Per capirci qualcosa di più, facciamo una sorta di veloce riassunto sulle armi utilizzate nel passato. La fabbricazione di strumenti di pietra avvenne circa 3 milioni di anni fa e gli umani iniziarono a cacciare circa 2 milioni di anni fa. Con Homo erectus abbiamo, in sostanza, una lancia in legno che serve per essere conficcata "da vicino" a una grande preda, mentre Homo sapiens e Neanderthal, grazie alla tecnica Levallois citata prima, migliorano quest'arma che viene utilizzata sia per "spingere" gli animali verso le trappole, sia per lanciarle (quindi rischiando meno di lasciarci la pelle). Con Homo sapiens assistiamo, infine, alla realizzazione di archi e frecce circa 50.000 anni fa e, nel Paleolitico Superiore (circa 25.000 anni fa), entra in gioco anche la domesticazione dei cani, che aiuteranno l'uomo nella caccia stanando le più disparate specie. Senza dimenticare la comparsa degli ami e di altri svariati strumenti.
Tutto questo che ho elencato serve per far capire che questa successione, fino a qualche tempo fa, era la spiegazione più "semplice" per dimostrare che con l'aumento della cognizione nella nostra specie vi è stato un miglioramento delle armi, ma non è proprio così (anche grazie a questo studio).
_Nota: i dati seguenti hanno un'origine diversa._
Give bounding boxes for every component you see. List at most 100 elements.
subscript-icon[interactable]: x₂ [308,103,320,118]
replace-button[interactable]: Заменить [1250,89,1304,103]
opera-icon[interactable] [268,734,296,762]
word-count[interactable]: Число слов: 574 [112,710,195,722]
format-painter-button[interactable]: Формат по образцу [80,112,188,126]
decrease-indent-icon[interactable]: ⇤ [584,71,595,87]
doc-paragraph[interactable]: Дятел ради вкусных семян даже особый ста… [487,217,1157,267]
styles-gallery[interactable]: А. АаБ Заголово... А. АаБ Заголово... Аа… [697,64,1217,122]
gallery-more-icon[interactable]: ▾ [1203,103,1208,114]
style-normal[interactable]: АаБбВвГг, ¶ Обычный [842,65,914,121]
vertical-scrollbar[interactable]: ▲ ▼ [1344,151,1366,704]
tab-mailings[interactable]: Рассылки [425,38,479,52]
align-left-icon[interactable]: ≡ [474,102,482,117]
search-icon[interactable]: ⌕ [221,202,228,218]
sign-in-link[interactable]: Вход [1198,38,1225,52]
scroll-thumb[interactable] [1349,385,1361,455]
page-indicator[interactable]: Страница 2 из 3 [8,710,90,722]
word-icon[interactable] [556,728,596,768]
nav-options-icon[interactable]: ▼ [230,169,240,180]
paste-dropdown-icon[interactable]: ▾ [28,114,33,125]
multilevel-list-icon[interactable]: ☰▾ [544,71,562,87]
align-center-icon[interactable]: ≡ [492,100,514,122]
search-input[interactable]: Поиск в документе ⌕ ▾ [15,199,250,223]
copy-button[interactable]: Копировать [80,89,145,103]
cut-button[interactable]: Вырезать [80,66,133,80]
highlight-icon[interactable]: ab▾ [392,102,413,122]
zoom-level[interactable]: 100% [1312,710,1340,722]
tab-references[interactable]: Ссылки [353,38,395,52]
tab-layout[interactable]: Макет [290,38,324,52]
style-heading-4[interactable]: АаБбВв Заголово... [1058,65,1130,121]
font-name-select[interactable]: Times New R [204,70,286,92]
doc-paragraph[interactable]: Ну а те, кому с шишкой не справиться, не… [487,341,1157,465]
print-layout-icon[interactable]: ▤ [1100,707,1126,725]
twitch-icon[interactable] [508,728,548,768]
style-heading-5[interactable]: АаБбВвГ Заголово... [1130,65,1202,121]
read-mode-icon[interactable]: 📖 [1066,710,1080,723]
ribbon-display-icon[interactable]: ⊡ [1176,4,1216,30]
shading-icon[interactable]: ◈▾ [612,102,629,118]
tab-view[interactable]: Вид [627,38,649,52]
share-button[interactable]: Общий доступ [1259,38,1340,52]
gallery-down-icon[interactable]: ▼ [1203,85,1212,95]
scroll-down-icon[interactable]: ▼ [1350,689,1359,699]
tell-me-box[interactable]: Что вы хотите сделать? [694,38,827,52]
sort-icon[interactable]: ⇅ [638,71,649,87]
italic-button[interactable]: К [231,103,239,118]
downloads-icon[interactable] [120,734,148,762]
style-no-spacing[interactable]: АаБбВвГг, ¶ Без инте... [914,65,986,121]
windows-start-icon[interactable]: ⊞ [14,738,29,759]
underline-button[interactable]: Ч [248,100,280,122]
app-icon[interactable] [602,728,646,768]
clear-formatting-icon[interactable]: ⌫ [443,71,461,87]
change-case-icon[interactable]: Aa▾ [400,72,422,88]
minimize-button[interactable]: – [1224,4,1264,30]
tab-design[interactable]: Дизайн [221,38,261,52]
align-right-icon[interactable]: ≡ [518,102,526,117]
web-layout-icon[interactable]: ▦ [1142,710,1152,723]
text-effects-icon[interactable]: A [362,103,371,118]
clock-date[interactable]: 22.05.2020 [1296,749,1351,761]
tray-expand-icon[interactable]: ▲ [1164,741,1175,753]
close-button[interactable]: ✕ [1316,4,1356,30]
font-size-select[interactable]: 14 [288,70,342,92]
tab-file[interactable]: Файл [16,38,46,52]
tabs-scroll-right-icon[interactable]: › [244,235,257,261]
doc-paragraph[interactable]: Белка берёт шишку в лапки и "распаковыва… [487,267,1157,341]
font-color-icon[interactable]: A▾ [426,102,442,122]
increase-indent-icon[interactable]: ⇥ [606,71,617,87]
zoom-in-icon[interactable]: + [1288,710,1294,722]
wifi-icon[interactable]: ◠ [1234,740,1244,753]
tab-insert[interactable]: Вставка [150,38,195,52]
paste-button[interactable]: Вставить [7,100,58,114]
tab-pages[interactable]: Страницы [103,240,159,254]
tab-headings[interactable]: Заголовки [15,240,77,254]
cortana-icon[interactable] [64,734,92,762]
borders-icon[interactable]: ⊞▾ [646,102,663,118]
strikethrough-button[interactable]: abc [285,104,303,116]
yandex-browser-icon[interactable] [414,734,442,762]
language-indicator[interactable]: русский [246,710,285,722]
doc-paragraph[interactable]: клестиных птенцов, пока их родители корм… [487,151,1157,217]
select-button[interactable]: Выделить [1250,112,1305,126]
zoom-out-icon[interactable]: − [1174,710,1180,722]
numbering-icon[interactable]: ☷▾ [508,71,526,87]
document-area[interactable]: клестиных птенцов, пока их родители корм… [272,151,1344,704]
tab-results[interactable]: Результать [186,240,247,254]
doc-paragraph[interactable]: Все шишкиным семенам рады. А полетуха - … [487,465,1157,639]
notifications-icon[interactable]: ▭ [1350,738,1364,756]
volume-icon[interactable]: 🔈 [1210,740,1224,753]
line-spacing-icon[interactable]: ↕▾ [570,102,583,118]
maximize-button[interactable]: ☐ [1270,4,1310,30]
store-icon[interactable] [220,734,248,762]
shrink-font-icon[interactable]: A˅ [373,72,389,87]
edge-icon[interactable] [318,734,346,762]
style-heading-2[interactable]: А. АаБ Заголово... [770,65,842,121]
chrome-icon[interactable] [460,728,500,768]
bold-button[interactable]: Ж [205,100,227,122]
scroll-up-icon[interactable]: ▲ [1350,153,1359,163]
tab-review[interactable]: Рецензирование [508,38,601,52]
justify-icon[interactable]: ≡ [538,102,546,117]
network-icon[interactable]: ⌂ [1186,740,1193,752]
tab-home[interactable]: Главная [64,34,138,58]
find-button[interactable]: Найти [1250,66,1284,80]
Il tutto sarebbe legato alla dieta: infatti gli autori citano l'esempio dell'elefante, in quanto è stato un pasto che ha caratterizzato la dieta del genere Homo fino a 300.000 anni fa circa, periodo della scomparsa di questo animale nel Medio Oriente. La scomparsa dell'elefante funge da "pressione evolutiva", spingendo gli esseri umani a trovare il modo per ottenere la stessa quantità di proteine e nutrienti, concentrandosi sugli animali più piccoli (naturalmente significa cacciarne molti per arrivare a un apporto simile a quello di un elefante). Questo è il risultato di uno studio del 2022 che ci fornisce alcuni punti interessanti:
in un periodo compreso tra 1,5 milioni e 20 mila anni fa, la preda dominante all'inizio di questo periodo era un elefante di 12 tonnellate circa, mentre alla fine la "preda tipo" era una gazzella di 25 kg;
i dati indicano che il peso medio degli animali cacciati fino a un milione di anni fa era di circa 1 tonnellata, mentre in periodi più recenti scendiamo fino ai 50 kg circa, 20 mila anni fa.
Questo ha portato a pensare che la dimensione delle prede abbia giocato un ruolo importante nell'evoluzione umana: ci si nutriva di animali grandi, in assenza degli stessi l'uomo si concentrava su animali più piccoli e, alla fine, in assenza anche di animali piccoli, l'uomo incominciò ad addomesticare piante e animali fino ad arrivare al Neolitico (più o meno) con l'agricoltura. O meglio, questo riesce a spiegare anche la comparsa di cibi a base di legumi o di altri vegetali che risultavano essere un ottimo pasto sostitutivo o integrativo, anche per popolazioni neanderthaliane.
Gli autori, poi, entrano nei soliti discorsi sull'intelligenza e sulle capacità cognitive, in quanto questi dati dimostrerebbero che la caccia alle piccole prede abbia selezionato umani in grado di costruire armi specializzate per cacciare "da lontano", umani più attenti e concentrati sulla preda, in grado di seguirne le tracce e di imparare come catturarla. Una sorta di "paleo-etologi" molto pazienti. Questo indica che le prede piccole dovessero, in qualche modo, garantire un'assunzione a livello energetico simile a quello di un grosso mammifero, ed è in questo modo che gli autori propongono che la diminuzione di taglia degli animali sia stata una pressione evolutiva che ha selezionato umani con capacità cerebrali più sviluppate, tali da garantire un ritorno energetico che coprisse l'investimento nella caccia di animali... non proprio facili da catturare.
Fonte: Ben-Dor, M., & Barkai, R. (2023). The Evolution of Paleolithic Hunting Weapons: A Response to Declining Prey Size. Quaternary, 6(3), 46.